In a world that is full of bad news, sharing the things we love with others and giving our loved ones a moment of rest from the doom and gloom is indeed good news.
So this summer, before you invite a friend to church, invite them to coffee. Start a spontaneous book club with some friends and gather to discuss that novel you’ve been wanting to read. Plan a day trip to get out
of the heat. Host a movie night at your house. Share the things that give you joy with the people who give you joy. And then…let your graciousness and hospitality be the sign of a life that has been transformed by the radical love of God.
When the Bishop visited our parish a few weeks ago,
she said something that’s stuck with me: One of the most evangelistic things a suburban parish like ours can do is serve people a good cup of coffee with a smile. So that’s going to be one of our projects here at All Saints’. Michelle and I bought 15 pounds of extra coffee on our latest order from Caffe Calabria and we are excited to share it with all of you. It should be enough to get us through the summer. So, try a cup of coffee at church and let me know what you think. And who knows – maybe you can invite a friend to meet you for coffee here on a Sunday?

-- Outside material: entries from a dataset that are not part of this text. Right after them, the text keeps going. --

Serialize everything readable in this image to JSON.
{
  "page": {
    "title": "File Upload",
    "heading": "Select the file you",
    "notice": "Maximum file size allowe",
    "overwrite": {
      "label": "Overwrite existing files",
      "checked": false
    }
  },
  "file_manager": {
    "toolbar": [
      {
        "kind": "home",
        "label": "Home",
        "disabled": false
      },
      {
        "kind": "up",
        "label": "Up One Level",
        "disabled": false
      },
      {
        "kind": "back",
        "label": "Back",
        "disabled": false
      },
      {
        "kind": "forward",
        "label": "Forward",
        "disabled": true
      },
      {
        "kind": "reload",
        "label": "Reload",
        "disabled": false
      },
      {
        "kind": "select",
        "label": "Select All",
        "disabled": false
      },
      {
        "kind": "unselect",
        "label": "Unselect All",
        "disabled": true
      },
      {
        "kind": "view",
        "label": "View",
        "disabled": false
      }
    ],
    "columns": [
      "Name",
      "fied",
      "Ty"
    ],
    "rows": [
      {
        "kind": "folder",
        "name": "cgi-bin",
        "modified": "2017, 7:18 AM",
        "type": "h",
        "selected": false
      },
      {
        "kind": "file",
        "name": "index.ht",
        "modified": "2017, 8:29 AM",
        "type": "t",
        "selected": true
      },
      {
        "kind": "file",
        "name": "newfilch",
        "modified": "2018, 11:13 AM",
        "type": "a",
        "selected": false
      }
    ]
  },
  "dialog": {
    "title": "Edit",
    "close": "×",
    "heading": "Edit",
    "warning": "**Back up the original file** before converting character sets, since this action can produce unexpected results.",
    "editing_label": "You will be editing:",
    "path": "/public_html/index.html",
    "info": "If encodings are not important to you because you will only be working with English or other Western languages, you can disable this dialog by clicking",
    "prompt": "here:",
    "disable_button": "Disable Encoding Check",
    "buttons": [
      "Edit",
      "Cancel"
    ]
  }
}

We’re going to try something else new this summer: During the month of July, we are going to have TWO weekend services, Saturday at 5PM and Sunday at 9AM. We’ll have the coffee ready before the 9AM service, and after church at about 10AM, we are planning a series of all-ages activities to give us the chance to spend some time together and build relationships with one another. After all, we are a community of faith at All Saints’.